Thermal behaviour of a building envelope in a hot arid climate

Abstract

Abstract Conservation of energy and improved thermal comfort can be achieved through a proper design of the building envelope. Thicknesses, thermal conductance and solar absorbance of exterior surfaces of a building have a profound effect on indoor thermal environment. This is more so in a hot arid climate characterized by a large diurnal temperature variation and a high solar insolation. The present study investigates the effect of these building parameters on the peak indoor environmental temperature, its time of occurrence and inside temperature swing. For this study, a mathematical model is developed from energy balance equations for important building components. The model uses time lag and decrement factor concepts for conductive heat transfer through opaque exterior surfaces to simulate transient behaviour of the building. After validating, the model is run on the computer.
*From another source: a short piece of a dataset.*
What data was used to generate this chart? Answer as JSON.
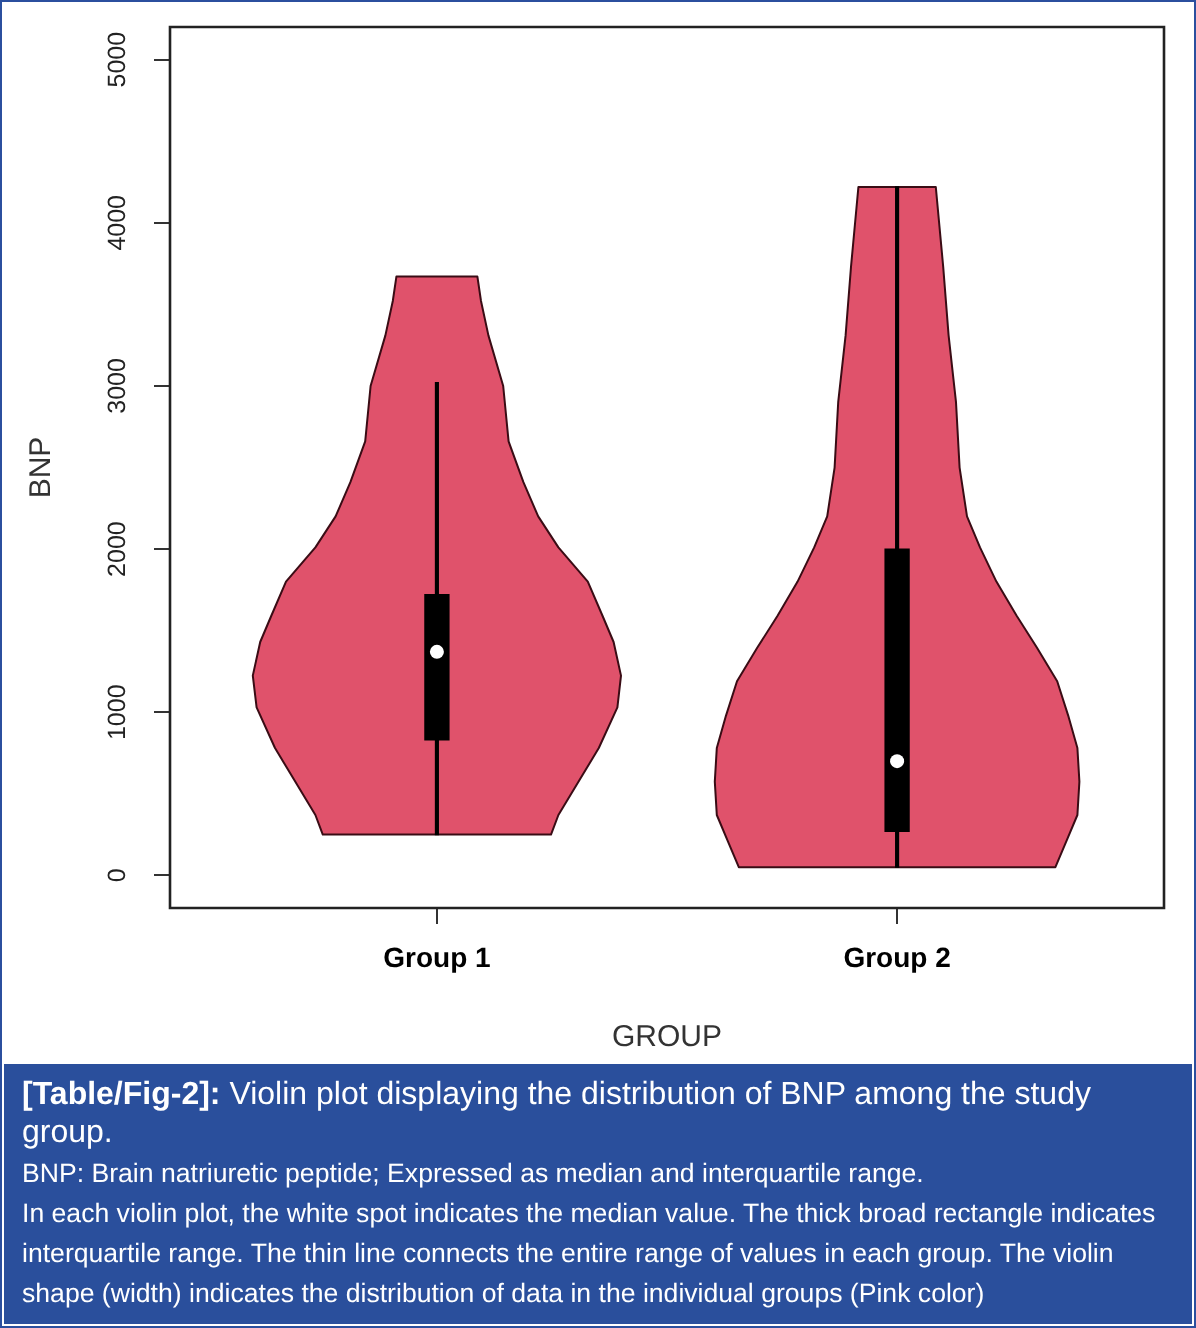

Results of the simulations show that wall thickness is the important factor affecting the thermal behaviour of buildings in a hot dry climate while thermal conductance is comparatively less important. The relative effect of the solar absorbance of exterior surfaces stands somewhere between these two factors. The optimum ranges of these parameters for the climate in Iraq, as predicted by the model are: 1. (a) Exterior wall thickness 24–36 cm. 2. (b) Exterior surface solar absorbance 0.3–0.75. 3. (c) Wall thermal conductance 1–2 Wm −2 C −1 .